La plénitude de ces Caractères ferait presque des films de Michel Galabru une forme d’étude sociologique de la société française de la deuxième moitié du XXème siècle, comme les films de Grangier documentent, à leur façon, la France des Trente Glorieuses. On peut s’y perdre en nostalgie d’une France révolue ou condamner ces gauloiseries à l’oubli. Le cinéphile, un peu historien sur les bords, gardera toujours au cœur ce cinéma généreux, outrancier et populaire. Michel Galabru l’incarnait mieux que personne.
Julien Morvan
CARNET NOIR
Jerry Lee Lewis en enfer
Le pionnier du rock’n’roll s’est éteint à 87 ans, après une vie d’excès dédiée à la musique.
Aussi indispensable que peut être le Hitchcock/Truffaut (1966) dans la bibliothèque d’un cinéphile respectable, il faut posséder et relire à l’envi le Hellfire (1982) de Nick Tosches, incroyable biographie de Jerry Lee Lewis en forme d’élégie mystique. Greil Marcus le considère encore comme « le plus beau livre jamais écrit sur un interprète de rock’n’roll ». Plus qu’un livre, un classique de la littérature américaine, à l’image du destin romanesque d’un petit gars de Louisiane, né pour faire du piano un instrument diabolique et changer à jamais le visage de la musique. « J’entraîne le public en enfer avec moi » se plaisait à déclarer l’homme qui jouait du piano debout et qui, à l’occasion, n’hésitait pas y mettre le feu, sans s’arrêter de hurler ses titres les plus fameux : High School Confidential, Whole Lotta Shakin’ Goin’ On, Wild One ou Great Balls of Fire.
Great Balls of fire! est aussi le titre d’un film retraçant les débuts et les années de gloire de Jerry Lee Lewis. Réalisé en 1989 par Jim McBride (réalisateur oublié, auteur du remake américain d’À bout de souffle, avec Richard Gere), ce biopic sans génie reste une curiosité, agglomérat de comédie musicale, d’eau de rose et de sitcom. Outrancier, à la limite du ridicule, Dennis Quaid semble plus proche d’une mauvaise imitation de Louis de Funès que de la fureur sulfureuse du véritable Jerry Lee Lewis, qui est tout de même crédité au générique final comme Production Advisor. Le musicien a même réenregistré ses plus grands tubes pour l’occasion (« Performed by the Killer himself »).

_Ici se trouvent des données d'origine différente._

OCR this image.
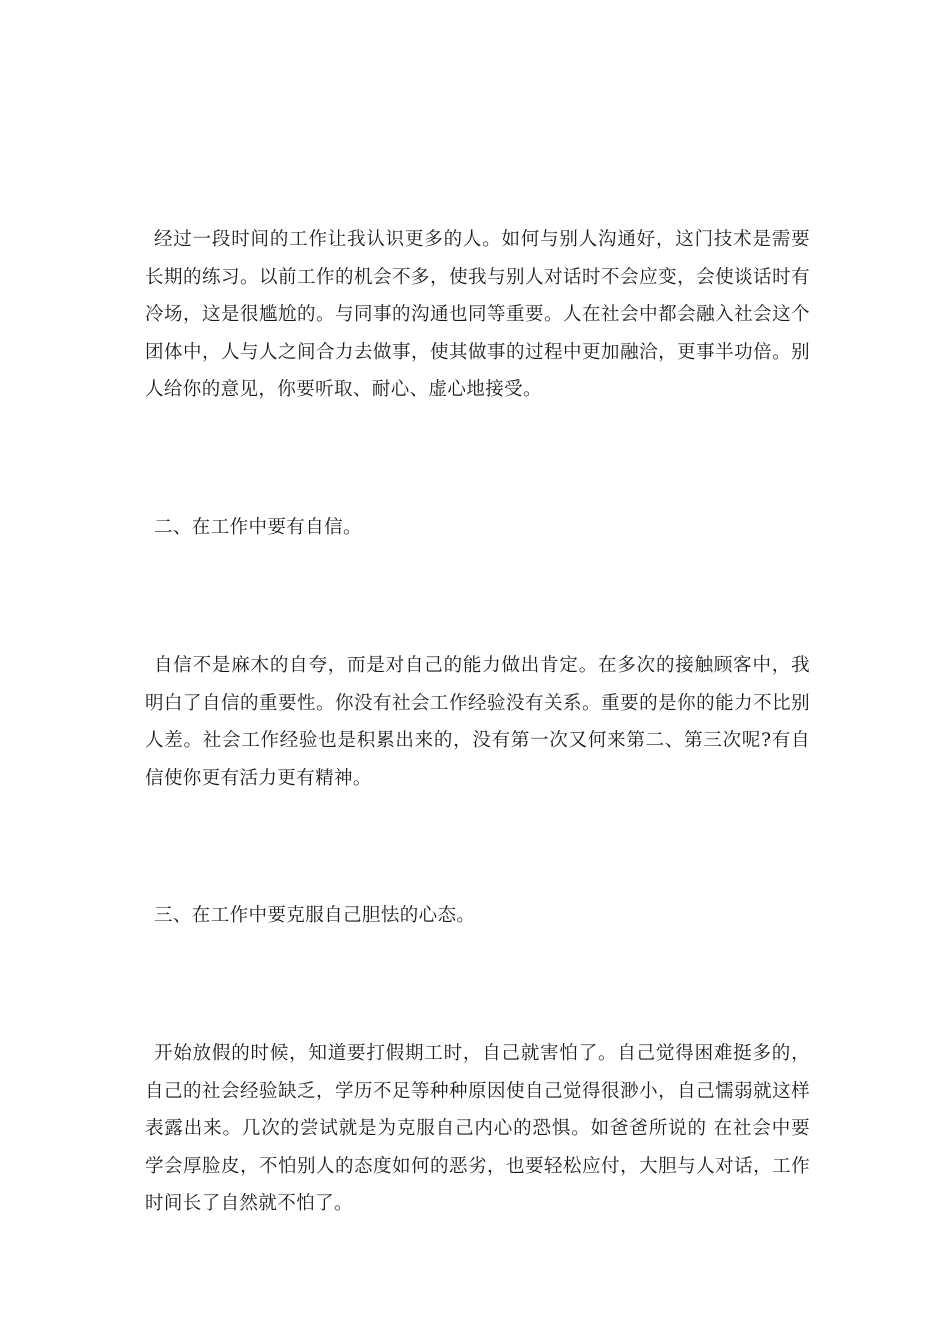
经过一段时间的工作让我认识更多的人。如何与别人沟通好，这门技术是需要长期的练习。以前工作的机会不多，使我与别人对话时不会应变，会使谈话时有冷场，这是很尴尬的。与同事的沟通也同等重要。人在社会中都会融入社会这个团体中，人与人之间合力去做事，使其做事的过程中更加融洽，更事半功倍。别人给你的意见，你要听取、耐心、虚心地接受。

二、在工作中要有自信。

自信不是麻木的自夸，而是对自己的能力做出肯定。在多次的接触顾客中，我明白了自信的重要性。你没有社会工作经验没有关系。重要的是你的能力不比别人差。社会工作经验也是积累出来的，没有第一次又何来第二、第三次呢?有自信使你更有活力更有精神。

三、在工作中要克服自己胆怯的心态。

开始放假的时候，知道要打假期工时，自己就害怕了。自己觉得困难挺多的，自己的社会经验缺乏，学历不足等种种原因使自己觉得很渺小，自己懦弱就这样表露出来。几次的尝试就是为克服自己内心的恐惧。如爸爸所说的 在社会中要学会厚脸皮，不怕别人的态度如何的恶劣，也要轻松应付，大胆与人对话，工作时间长了自然就不怕了。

Aujourd’hui, le film ressemble davantage à un pastiche qu’à une véritable hagiographie. Sommet de kitsch, de mauvais goût (les décors sont hideux) et d’écriture à la truelle, Great Balls of fire! est peut-être une œuvre incomprise ou maudite, à l’image du rockeur, qui enflamme désormais son piano en enfer pour l’éternité.